In a class where I focused on the feet and legs, Davis repeatedly told us to stay within a 5 percent zone of reach and effort. It turned out that this was impossible. It’s like my muscles are laughing at me. Trying to do less is a harsh, humiliating act.

“When I say, ‘Now slowly tilt your legs to the right,’ what comes out of people is definitely not my idea of ​​slow,” Davis later said. “We have to re-calibrate the stimulation and timing because this is the kind of work we are interested in the sensory details. If you slow down and take other care of yourself, it can really change things.”

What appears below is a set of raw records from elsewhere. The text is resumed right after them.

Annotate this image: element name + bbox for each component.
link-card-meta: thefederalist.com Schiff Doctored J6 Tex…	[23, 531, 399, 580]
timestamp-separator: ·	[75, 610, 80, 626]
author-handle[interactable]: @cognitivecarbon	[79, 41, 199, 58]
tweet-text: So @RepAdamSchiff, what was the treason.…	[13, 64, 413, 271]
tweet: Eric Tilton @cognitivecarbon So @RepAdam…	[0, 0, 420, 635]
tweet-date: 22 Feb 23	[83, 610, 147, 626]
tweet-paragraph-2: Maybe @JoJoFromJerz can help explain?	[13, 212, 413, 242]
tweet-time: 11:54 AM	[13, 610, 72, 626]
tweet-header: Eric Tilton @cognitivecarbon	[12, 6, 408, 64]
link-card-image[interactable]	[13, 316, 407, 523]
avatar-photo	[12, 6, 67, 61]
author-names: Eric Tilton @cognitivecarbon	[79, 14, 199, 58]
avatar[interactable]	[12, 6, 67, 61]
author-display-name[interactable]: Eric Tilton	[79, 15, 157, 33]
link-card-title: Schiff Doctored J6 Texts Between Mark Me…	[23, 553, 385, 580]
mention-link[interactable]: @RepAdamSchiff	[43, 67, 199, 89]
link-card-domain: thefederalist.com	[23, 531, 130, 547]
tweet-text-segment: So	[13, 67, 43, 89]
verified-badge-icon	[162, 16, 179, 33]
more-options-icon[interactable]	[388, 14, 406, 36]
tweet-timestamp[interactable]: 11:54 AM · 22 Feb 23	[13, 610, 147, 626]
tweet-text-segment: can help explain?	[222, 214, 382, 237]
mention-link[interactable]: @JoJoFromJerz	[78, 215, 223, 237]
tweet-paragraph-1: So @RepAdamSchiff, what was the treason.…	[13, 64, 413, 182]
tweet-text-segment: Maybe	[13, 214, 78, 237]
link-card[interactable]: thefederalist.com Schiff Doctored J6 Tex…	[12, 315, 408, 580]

Davis, who teaches at Movement Research (her next classes are in February) and has an online program, walks you through the physical instructions that in turn develop a skill: you listen to both a voice and your body. As she makes small, detailed movements, she invites you to release the eyes, jaw, and forehead – places of parasitic exertion where parts of the body don’t have to work. It’s a way to calm ourselves down so that the sensory details of our experience become clearer. It’s like relearning yourself from within, and the breakthroughs are beyond.

“When your weight doesn’t fall on your spine, on your skeleton – when you don’t fall on yourself, when you figure out how to use your feet to get your weight up and through, it feels so good,” Davis said . “You are lighter. Moving it takes less work. “

But it also takes work to keep quiet. At the start of the pandemic, I found Yin Yoga, a practice that focuses on passive poses, and Kassandra Reinhardt, who has been teaching on YouTube since 2014. It can ease the memory of any miserable day, as can yin, which is not about stretching muscles but relaxing to release ligaments, joints, bones and fasciae. The poses are held for at least two minutes and usually longer.